Table of Contents:
- Introduction (1/12)
- The Easy Way (2/12)
- Basics (3/12)
- Debugging (4/12)
- Hooking Winsock (5/12)
- Egress – Walking the Call Stack (6/12)
- Egress – Reversing the Request Encrypt Function (7/12)
- Egress – Monitoring (8/12)
- Ingress – Walking the Call Stack (9/12)
- Ingress – Reversing the Response Decrypt Function (10/12)
- Ingress – Monitoring (11/12)
- Conclusion (12/12)
- Source code
This next series of posts will describe how to reverse engineer a client application in order to find out how it communicates with a server. Specifically, what we will find throughout the rest of the series, is how the Age of Empires IV game builds requests and decrypts responses. This will be done in multiple steps: first, we will do some basic analysis on the application with a debugger attached, then we will begin to look at the networking functions that the game uses in order to perform client-server communication. From there, we will look deeper into the game logic and reverse engineer the internal functions that build and decode messages. Lastly, we will wrap by up hooking these internal functions in order to see the decrypted content, which will grant us full control over what is being sent and received.

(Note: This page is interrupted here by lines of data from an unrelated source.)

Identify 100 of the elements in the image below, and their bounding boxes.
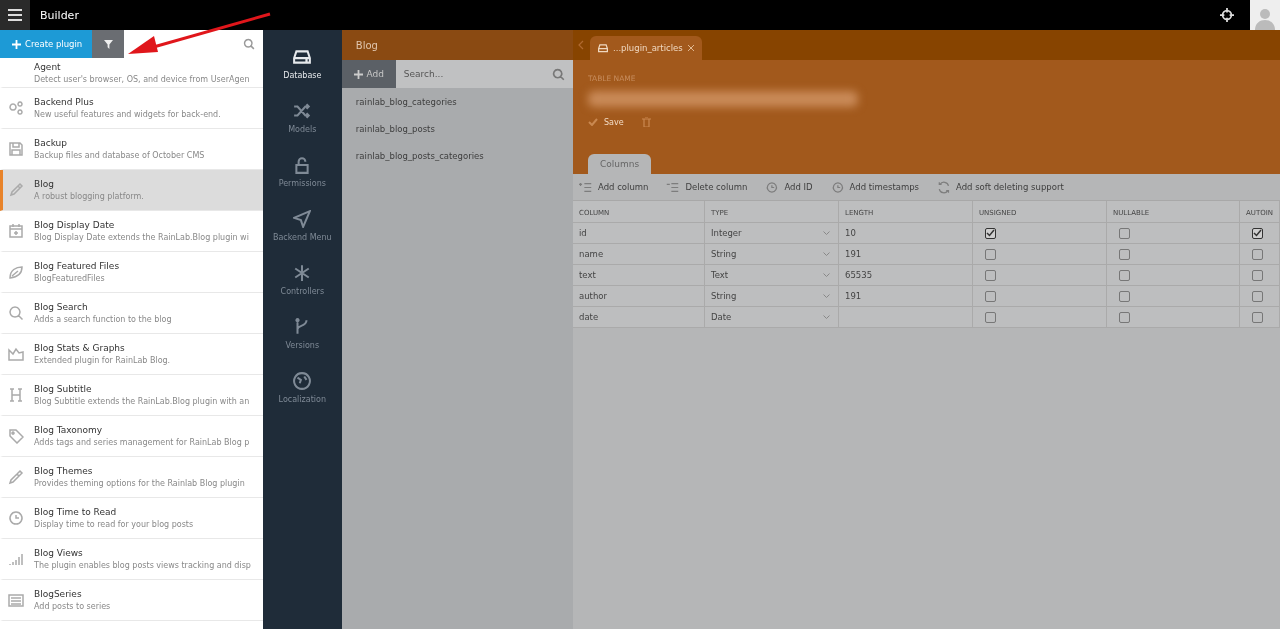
- type-dropdown[interactable]: String: [705, 286, 839, 307]
- plugin-list-item[interactable]: Backend Plus New useful features and widgets for back-end.: [0, 88, 263, 129]
- plugin-list-item[interactable]: Blog Search Adds a search function to the blog: [0, 293, 263, 334]
- app-title: Builder: [40, 8, 79, 22]
- table-cell: 191: [839, 286, 973, 307]
- plugin-list-item[interactable]: Blog Featured Files BlogFeaturedFiles: [0, 252, 263, 293]
- create-plugin-button[interactable]: Create plugin: [0, 30, 92, 58]
- toolbar-button[interactable]: Add timestamps: [830, 180, 920, 194]
- checkbox[interactable]: [1119, 269, 1130, 281]
- hard-drive-icon: [598, 43, 608, 53]
- plugin-name: Blog Views: [34, 548, 84, 558]
- type-dropdown[interactable]: String: [705, 244, 839, 265]
- trash-icon[interactable]: [641, 117, 651, 127]
- plugin-list-item[interactable]: Blog Time to Read Display time to read for your blog posts: [0, 498, 263, 539]
- plugin-description: Display time to read for your blog posts: [34, 520, 194, 529]
- crosshair-icon[interactable]: [1220, 8, 1234, 22]
- calendar-icon: [8, 223, 24, 239]
- table-list-item[interactable]: rainlab_blog_posts_categories: [341, 142, 573, 169]
- plugin-list-item[interactable]: BlogSeries Add posts to series: [0, 580, 263, 621]
- plugin-list-item[interactable]: Blog Stats & Graphs Extended plugin for RainLab Blog.: [0, 334, 263, 375]
- checkbox[interactable]: [1119, 248, 1130, 260]
- add-rows-icon: [579, 180, 592, 194]
- close-icon[interactable]: [687, 45, 694, 51]
- eyedropper-icon: [8, 469, 24, 485]
- nav-item[interactable]: Localization: [262, 372, 342, 404]
- checkbox[interactable]: [985, 227, 996, 239]
- checkbox[interactable]: [1119, 290, 1130, 302]
- plugin-description: Extended plugin for RainLab Blog.: [34, 356, 171, 365]
- nav-item[interactable]: Versions: [262, 318, 342, 350]
- type-dropdown[interactable]: Text: [705, 265, 839, 286]
- nav-item[interactable]: Permissions: [262, 156, 342, 188]
- chevron-down-icon: [823, 314, 830, 320]
- chevron-left-icon[interactable]: [578, 40, 584, 50]
- plugin-name: Blog Themes: [34, 466, 94, 476]
- avatar[interactable]: [1250, 0, 1280, 30]
- search-field[interactable]: Search...: [395, 60, 573, 88]
- checkbox[interactable]: [985, 290, 996, 302]
- plugin-list-item[interactable]: Blog Taxonomy Adds tags and series management for RainLab Blog p: [0, 416, 263, 457]
- plus-icon: [12, 39, 21, 49]
- checkbox[interactable]: [1252, 269, 1263, 281]
- save-button[interactable]: Save: [588, 117, 624, 127]
- checkbox[interactable]: [985, 248, 996, 260]
- nav-item[interactable]: Database: [262, 48, 342, 80]
- plugin-name: Blog Search: [34, 302, 89, 312]
- toolbar-button[interactable]: Add soft deleting support: [937, 180, 1064, 194]
- editor-tab[interactable]: ...plugin_articles: [590, 36, 702, 60]
- search-icon: [8, 305, 24, 321]
- checkbox[interactable]: [1252, 248, 1263, 260]
- plugin-name: Blog Taxonomy: [34, 425, 104, 435]
- add-button[interactable]: Add: [341, 60, 396, 88]
- plugin-description: BlogFeaturedFiles: [34, 274, 106, 283]
- plugin-list-item[interactable]: Blog Themes Provides theming options for the Rainlab Blog plugin: [0, 457, 263, 498]
- checkbox[interactable]: [1252, 311, 1263, 323]
- plugin-description: A robust blogging platform.: [34, 192, 144, 201]
- chevron-down-icon: [823, 230, 830, 236]
- table-cell: id: [573, 223, 705, 244]
- checkbox[interactable]: [1119, 227, 1130, 239]
- plugin-name: Blog Time to Read: [34, 507, 118, 517]
- nav-item[interactable]: Models: [262, 102, 342, 134]
- plugin-description: Blog Display Date extends the RainLab.Blog plugin wi: [34, 233, 249, 242]
- plugin-list-item[interactable]: Blog Display Date Blog Display Date extends the RainLab.Blog plugin wi: [0, 211, 263, 252]
- nav-item[interactable]: Controllers: [262, 264, 342, 296]
- type-dropdown[interactable]: Date: [705, 307, 839, 328]
- nav-item[interactable]: Backend Menu: [262, 210, 342, 242]
- table-list-item[interactable]: rainlab_blog_categories: [341, 88, 573, 115]
- plugin-name: Blog Stats & Graphs: [34, 343, 126, 353]
- plugin-description: New useful features and widgets for back-end.: [34, 110, 221, 119]
- plugin-list-item[interactable]: Agent Detect user's browser, OS, and device from UserAgen: [0, 58, 263, 88]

To do this is going to require a set of tools and libraries. Below is what will be used throughout the rest of this series:
- Tool: x64dbg – A great debugger for x86/x64
- Tool: Visual Studio 2022 – This will be used to develop and debug the API hook DLL
- Library: Detours – We will use this library to perform the API hooking
- Library [optional]: Catch2 – Used for writing unit tests
The tools were downloaded as is, and the libraries were downloaded and installed via vcpkg. The source is available for all of the code that will be written and discussed in this series.